Greek poet (1803–1863)

Alexandros Soutsos (Ἀλέξανδρος Σοῦτσος) (1803-1863) was a Greek poet from a prominent Phanariote family. He founded the Greek Romantic school of poetry. Soutsos was born in Istanbul in 1803 from Chian parentage. At the time of the Greek Revolution, he was a young, liberal partisan. He wrote poems to encourage the insurgents. Soutsos studied in Chios, where he spent his formative years. Later he moved to Paris, where he was influenced by the liberal philosophies of the French intellectuals. His major work of prose was the novel O exóristos tou 1831 (The Exile of 1831). His works were instrumental in developing liberal thought in the young Greek monarchy. Soutsos was an admirer of Lord Byron, and he tried to emulate his grandiose style. The resultant work was his longest poem Periplanómenos (The Wanderer), which, in spite of some positive reviews, never achieved international success. In spite of his lack of artistic respect, he was admired by many of his contemporaries. The Greek people admired him for his dedication to freedom, and for his liberal ideas. He died in Athens in 1863, and his works were published in 1916.

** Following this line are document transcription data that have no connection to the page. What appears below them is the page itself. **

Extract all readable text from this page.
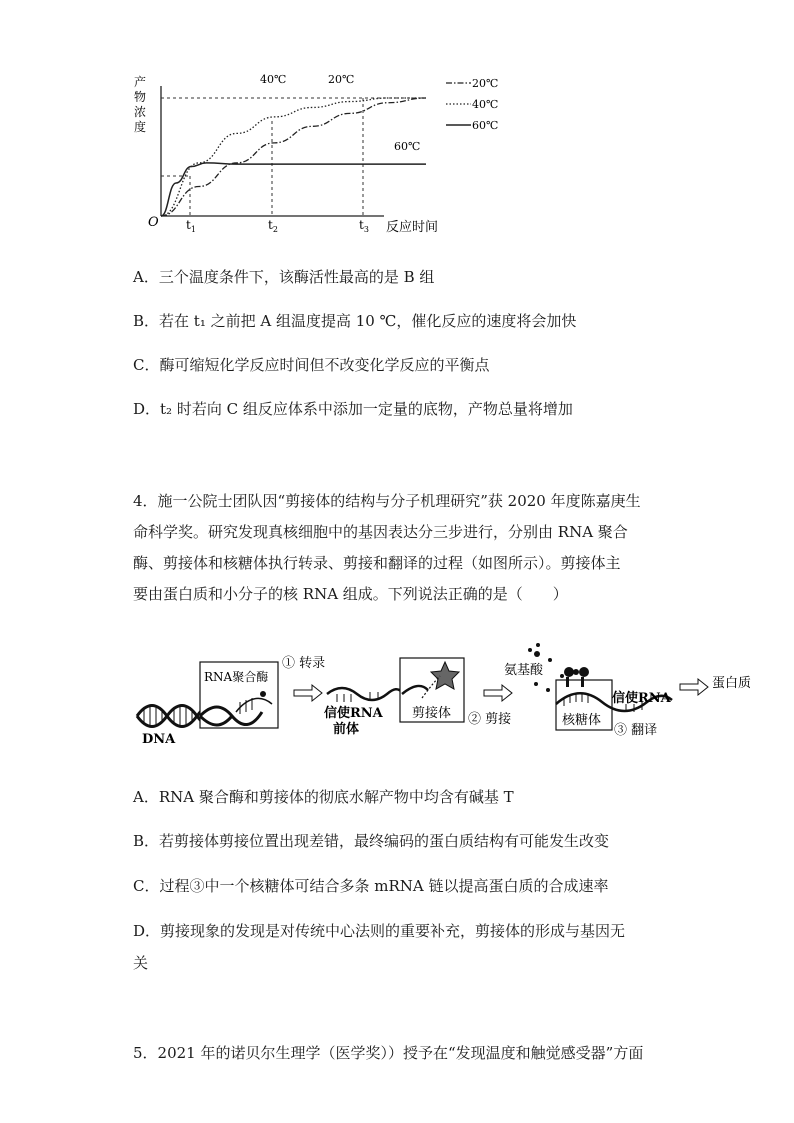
产
物
浓
度
O $t_1$	$t_2$	$t_3$ 反应时间
40℃	20℃
60℃
20℃
40℃
60℃
A．三个温度条件下，该酶活性最高的是 B 组
B．若在 t₁ 之前把 A 组温度提高 10 ℃，催化反应的速度将会加快
C．酶可缩短化学反应时间但不改变化学反应的平衡点
D．t₂ 时若向 C 组反应体系中添加一定量的底物，产物总量将增加

4．施一公院士团队因“剪接体的结构与分子机理研究”获 2020 年度陈嘉庚生

命科学奖。研究发现真核细胞中的基因表达分三步进行，分别由 RNA 聚合

酶、剪接体和核糖体执行转录、剪接和翻译的过程（如图所示）。剪接体主

要由蛋白质和小分子的核 RNA 组成。下列说法正确的是（　　）

DNA
RNA聚合酶
① 转录
信使RNA
前体
剪接体 ② 剪接
氨基酸
核糖体
信使RNA
③ 翻译
蛋白质
A．RNA 聚合酶和剪接体的彻底水解产物中均含有碱基 T
B．若剪接体剪接位置出现差错，最终编码的蛋白质结构有可能发生改变
C．过程③中一个核糖体可结合多条 mRNA 链以提高蛋白质的合成速率
D．剪接现象的发现是对传统中心法则的重要补充，剪接体的形成与基因无
关
5．2021 年的诺贝尔生理学（医学奖））授予在“发现温度和触觉感受器”方面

Evangelis Zappas, a wealthy Greek merchant based in Romania, explicitly requested that Alexandros Soutsos and his brother Panagiotis Soutsos be made members of the Organizing Committee of the Olympics. It was Panagiotis Soutsos who first made mention of a revival of the Olympic Games, in his Lucian of Samosata-inspired poem Dialogue of the Dead (1833), in which Plato's spirit returns to 19th century Greece, and gazes upon it in despair, uttering the words: "Where are all your theatres and marble statues? / Where are your Olympic Games?" In 1835, Panagiotis Soutsos followed this up with a letter to the Greek Minister of the Interior, Ioannis Kolettis, proposing that 25 March, the anniversary of the outbreak of the Greek War of Independence, should be declared a national holiday, marked by festivities including a revival of the ancient Olympics.